14:24:30
I’m sleepless with wet feet drying.
Looking out over the roofscape of chipping paint, antennas,
water tanks and cranes, we saw two flocks of pigeons circling. They drew a
corkscrew from low to high, from dense to barely visible, from two to fused and
then in a split second, they disappeared completely. Somebody had won the
pigeon war and somebody else was probably smacking his forehead in the name of
momentary loss.
Is it not strange to breed pigeons, to live amongst the
infamous aeronaut rats of modern cities, to paint their inner wings red, to
make them bead collars, to stand on roofs circling large wooden sticks,
training them for hours for the mere purpose of stealing someone else’s pigeons
at the risk of having one’s own stolen?
One man’s passion is another man’s bewilderment.
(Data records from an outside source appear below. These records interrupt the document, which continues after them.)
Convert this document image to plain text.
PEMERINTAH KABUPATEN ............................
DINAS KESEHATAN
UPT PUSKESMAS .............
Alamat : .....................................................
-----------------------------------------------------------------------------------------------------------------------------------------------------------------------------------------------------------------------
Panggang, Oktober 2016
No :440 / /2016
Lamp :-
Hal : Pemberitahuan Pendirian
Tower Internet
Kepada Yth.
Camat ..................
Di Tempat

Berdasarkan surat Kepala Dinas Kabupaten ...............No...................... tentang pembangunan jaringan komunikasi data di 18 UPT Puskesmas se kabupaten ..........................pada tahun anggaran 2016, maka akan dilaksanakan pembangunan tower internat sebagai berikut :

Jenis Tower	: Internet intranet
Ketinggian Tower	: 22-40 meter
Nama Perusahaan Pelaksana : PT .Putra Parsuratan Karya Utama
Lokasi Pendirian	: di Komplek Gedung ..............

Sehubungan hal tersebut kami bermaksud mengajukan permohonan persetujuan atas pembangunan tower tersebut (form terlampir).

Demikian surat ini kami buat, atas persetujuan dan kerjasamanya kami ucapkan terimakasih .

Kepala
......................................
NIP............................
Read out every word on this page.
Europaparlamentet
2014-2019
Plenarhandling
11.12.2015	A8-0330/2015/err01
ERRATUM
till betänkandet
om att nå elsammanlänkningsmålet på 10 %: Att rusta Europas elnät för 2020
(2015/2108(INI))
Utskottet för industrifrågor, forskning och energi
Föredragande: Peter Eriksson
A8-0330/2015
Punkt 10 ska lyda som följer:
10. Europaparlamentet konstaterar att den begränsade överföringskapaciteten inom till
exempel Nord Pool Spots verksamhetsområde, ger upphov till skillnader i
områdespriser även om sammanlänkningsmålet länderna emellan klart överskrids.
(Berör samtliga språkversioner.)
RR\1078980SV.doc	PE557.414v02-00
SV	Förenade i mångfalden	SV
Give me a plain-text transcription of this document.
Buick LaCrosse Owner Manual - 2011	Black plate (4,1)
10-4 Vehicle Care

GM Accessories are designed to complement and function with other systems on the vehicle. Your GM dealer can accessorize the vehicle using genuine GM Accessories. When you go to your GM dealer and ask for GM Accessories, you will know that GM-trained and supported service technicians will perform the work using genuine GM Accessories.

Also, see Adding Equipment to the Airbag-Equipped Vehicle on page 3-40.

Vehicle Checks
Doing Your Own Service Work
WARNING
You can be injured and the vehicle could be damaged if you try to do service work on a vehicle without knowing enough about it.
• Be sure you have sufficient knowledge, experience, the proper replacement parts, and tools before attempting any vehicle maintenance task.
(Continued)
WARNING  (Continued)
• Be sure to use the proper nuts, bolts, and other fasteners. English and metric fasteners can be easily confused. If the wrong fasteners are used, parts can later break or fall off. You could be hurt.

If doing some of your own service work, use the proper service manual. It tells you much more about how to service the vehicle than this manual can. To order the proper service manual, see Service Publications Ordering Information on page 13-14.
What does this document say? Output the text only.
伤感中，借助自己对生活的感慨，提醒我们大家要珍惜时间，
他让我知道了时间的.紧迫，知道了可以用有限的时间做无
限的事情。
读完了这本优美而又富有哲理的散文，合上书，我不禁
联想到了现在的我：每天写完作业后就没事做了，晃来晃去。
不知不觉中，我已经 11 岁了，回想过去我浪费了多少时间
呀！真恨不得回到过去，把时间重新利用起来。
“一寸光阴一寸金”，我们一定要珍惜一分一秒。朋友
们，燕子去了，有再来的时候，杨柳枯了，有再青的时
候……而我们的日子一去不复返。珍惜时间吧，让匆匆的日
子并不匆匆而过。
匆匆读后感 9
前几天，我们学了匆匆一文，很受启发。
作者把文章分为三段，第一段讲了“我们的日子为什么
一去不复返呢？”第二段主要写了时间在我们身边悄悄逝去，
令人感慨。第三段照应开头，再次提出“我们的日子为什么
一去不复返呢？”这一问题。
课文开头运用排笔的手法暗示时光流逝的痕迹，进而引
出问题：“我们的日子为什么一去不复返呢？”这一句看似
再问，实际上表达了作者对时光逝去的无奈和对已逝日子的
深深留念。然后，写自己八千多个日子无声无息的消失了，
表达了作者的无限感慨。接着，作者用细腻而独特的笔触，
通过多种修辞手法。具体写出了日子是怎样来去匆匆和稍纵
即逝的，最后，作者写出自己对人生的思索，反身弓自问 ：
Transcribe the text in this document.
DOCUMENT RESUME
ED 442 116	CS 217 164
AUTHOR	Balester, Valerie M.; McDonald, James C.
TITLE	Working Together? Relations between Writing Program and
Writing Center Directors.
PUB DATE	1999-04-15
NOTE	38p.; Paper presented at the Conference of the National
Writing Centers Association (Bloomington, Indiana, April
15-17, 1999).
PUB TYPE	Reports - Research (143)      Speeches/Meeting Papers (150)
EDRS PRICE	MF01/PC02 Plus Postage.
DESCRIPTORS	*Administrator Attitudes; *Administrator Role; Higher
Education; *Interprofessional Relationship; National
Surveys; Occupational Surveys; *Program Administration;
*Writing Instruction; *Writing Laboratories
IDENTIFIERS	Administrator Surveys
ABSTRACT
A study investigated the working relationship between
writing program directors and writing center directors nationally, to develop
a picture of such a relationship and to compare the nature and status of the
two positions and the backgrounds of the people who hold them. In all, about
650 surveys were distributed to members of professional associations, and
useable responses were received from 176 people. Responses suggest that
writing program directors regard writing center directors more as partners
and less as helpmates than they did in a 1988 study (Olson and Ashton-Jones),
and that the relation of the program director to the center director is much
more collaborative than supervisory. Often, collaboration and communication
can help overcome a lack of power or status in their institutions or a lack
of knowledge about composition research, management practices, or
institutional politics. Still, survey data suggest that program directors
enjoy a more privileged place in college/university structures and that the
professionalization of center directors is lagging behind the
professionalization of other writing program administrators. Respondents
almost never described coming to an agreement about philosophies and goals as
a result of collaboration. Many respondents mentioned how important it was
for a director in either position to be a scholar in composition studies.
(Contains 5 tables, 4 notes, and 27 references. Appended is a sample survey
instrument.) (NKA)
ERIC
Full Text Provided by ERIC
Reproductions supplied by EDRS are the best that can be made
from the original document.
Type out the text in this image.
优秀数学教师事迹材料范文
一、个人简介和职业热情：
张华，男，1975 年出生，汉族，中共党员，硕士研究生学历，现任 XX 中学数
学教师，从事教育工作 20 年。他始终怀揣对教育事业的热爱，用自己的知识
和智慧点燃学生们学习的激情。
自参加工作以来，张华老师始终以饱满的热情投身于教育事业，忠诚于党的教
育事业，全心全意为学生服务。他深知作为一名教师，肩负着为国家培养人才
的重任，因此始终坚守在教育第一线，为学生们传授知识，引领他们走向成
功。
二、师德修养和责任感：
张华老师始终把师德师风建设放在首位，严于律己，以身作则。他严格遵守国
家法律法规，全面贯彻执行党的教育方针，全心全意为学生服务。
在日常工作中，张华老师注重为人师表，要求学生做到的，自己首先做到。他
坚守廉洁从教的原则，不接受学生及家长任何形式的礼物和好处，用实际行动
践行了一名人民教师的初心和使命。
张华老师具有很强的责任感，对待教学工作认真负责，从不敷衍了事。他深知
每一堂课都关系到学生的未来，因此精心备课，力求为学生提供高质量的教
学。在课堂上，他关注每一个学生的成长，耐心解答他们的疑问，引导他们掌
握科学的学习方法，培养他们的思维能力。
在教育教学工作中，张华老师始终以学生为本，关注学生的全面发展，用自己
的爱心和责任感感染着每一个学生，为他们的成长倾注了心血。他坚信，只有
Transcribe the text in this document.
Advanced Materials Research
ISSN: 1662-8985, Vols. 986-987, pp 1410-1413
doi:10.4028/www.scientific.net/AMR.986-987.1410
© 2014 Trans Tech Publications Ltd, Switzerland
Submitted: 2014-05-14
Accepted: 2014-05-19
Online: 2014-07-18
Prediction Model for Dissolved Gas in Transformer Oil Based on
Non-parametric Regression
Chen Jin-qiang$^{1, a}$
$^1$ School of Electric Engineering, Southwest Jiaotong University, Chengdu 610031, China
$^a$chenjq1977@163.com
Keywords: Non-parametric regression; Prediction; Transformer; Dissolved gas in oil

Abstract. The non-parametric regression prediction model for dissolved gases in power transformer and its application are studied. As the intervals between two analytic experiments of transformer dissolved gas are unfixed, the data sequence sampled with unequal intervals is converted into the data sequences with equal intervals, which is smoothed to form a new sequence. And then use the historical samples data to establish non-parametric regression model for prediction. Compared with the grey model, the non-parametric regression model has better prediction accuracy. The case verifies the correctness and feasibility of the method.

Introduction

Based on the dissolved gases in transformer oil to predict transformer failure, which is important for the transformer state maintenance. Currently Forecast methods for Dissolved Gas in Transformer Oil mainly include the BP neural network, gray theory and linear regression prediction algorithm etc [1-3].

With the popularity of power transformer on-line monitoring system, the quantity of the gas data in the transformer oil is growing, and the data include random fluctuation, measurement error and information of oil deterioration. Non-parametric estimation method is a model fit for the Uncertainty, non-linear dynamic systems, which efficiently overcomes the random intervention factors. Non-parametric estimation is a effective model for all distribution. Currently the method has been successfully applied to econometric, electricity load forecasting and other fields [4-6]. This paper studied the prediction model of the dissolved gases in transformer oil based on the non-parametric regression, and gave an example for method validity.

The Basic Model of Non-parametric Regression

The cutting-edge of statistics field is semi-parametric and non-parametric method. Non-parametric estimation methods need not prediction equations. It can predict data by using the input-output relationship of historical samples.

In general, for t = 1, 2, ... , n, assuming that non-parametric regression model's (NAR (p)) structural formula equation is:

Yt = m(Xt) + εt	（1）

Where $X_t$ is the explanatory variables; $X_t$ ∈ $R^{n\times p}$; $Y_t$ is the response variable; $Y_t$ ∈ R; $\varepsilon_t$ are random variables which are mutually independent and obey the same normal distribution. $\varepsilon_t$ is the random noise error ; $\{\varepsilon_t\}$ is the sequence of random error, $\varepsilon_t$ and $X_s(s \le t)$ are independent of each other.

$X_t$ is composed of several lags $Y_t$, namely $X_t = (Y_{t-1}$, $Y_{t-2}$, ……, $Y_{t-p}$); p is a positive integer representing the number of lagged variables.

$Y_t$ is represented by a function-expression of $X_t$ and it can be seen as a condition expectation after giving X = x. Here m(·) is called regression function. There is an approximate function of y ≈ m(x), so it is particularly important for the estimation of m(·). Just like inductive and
Pigeons
aside – for they are quite a beautiful quirk to our city, and their shit has
yet to become a problem soliciting spiky sculptures and window sills – what
bewilders me the most is that in spite of all the passions I have ever called
my own, I have yet to find the one that will salvage me, and of course it will,
from this certain numbness that follows me around like a stray dog that finds
something in me to feed on.
And looking around, piercing as deeply as I can, I see that
I’m not alone in this predicament. Have people always been this way, morally
adrift, ardently astray? We do a little bit of this, a little bit of that, a
dabble here, a dally there, johns, jacks and marys of all trades, masters of
none, masters of sidewalks, intake and launch parties. I mean really, how can I
sustain a passion if I keep it strapped to the backseat while I drive from one
worthless distraction to the other? I think it’s time to start placing the
building blocks towards something constructive, time to empty the boxes of
dusty memories, time to stretch the mind to new limits, time to work the mind
and plant new seeds in it, time to carve meaning into every gesture and
decision, time to start making sense to myself first before others, or just a
time to do while I am still sane.
There come the pigeons again, flickering little eyelids of
white, black and brown, winking to the perched single cooers who join in and split
at their ease. The flock turns and then splits into two, seven beneath the long
nose of the crane, seven above, so playful for a scatter of pea-sized brains.
Their rhythmic motion has an allure of a campfire; I could watch them for
hours, buuuut, that’s a distraction I can keep for another day, when I wake up
early enough to not look up in surprise and wonder where the day has gone to.